Since I am in the middle of an amount of articles about Facebook and privacy, let's include this one to the collection :-).
The ever again strking aspect of this type of debate seems to me that Facebook is claimed by users (and critics) to make it the service they would like it to be. Don't get me wrong: I do fully subscribe to the fact that there are critics to the model, and am glad the debates don't slow down because I think it is important for deep thinking about technology and human interaction. But somehow it seems important to recall from time to time that we are talking here about a company, not a public service, with a vision, that we may or may not share.
Another aspect that strikes me is that the critics are mainly "auto-centered": concerned with what other will or may not see of them. Very few stress the fact that human (inter-)action serves (different) purposes and that we do need the other(s) to react to us. Disclosure on whatever scale is important with regards to the purposes of the action. The stress on"disclosure control" may obscure the expected purposes that everyone has.
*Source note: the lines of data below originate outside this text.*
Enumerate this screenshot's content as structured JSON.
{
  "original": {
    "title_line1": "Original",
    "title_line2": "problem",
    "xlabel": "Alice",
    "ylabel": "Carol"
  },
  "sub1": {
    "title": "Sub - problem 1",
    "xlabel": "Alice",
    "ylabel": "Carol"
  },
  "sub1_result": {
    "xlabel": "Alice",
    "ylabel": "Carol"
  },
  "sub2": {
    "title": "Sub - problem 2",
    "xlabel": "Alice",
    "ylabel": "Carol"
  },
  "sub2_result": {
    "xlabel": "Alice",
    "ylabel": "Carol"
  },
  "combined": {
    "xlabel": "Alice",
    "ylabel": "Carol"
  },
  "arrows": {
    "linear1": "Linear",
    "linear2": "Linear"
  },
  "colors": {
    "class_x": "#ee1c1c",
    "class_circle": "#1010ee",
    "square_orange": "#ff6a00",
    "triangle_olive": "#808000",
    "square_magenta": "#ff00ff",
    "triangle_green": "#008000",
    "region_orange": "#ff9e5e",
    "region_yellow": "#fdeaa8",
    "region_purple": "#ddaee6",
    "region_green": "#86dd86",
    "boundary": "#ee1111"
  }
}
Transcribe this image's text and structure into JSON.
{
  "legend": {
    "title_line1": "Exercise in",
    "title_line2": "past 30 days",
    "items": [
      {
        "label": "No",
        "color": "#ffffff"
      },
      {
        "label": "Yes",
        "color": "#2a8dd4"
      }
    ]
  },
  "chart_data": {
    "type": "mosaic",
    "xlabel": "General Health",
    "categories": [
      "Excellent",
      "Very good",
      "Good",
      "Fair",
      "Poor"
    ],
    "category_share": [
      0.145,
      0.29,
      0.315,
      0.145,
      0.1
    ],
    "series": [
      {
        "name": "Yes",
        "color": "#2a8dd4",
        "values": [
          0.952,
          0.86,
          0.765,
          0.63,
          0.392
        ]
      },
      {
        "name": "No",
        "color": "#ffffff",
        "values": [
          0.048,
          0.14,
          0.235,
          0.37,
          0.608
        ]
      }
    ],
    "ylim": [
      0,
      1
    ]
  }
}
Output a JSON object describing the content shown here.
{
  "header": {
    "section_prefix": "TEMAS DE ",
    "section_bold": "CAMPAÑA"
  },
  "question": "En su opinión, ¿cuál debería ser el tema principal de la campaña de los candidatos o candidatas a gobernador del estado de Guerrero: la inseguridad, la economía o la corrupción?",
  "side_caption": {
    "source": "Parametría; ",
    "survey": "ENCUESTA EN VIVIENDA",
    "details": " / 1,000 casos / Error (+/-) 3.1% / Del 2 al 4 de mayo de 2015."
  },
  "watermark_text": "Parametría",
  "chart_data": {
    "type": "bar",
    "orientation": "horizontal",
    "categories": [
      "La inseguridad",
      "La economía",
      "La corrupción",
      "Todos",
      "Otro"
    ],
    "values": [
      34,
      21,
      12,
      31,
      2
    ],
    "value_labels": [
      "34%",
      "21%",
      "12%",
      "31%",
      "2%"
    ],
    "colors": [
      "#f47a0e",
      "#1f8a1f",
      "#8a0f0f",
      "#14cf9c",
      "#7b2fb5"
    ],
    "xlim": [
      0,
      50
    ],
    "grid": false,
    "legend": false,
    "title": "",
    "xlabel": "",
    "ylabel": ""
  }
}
"This is perhaps the most striking example of Facebook’s utter failure to understand how privacy works. I’ll grant that it is easier to find people if this information is public. And I’ll grant that many people will have a “less satisfying experience” if they don’t post photos or make connections. But, again, people used to have that choice. They could choose what to post to their profile and who can access it — they had control.
Now, it is all public. And if you have a problem with that, Facebook’s only response is essentially “don’t share it”.
To Facebook, privacy and control of information is a binary: either you share it with everyone, or you don’t share it at all. There’s no longer any space between these two poles, no way to control how these pieces of personal information are visible."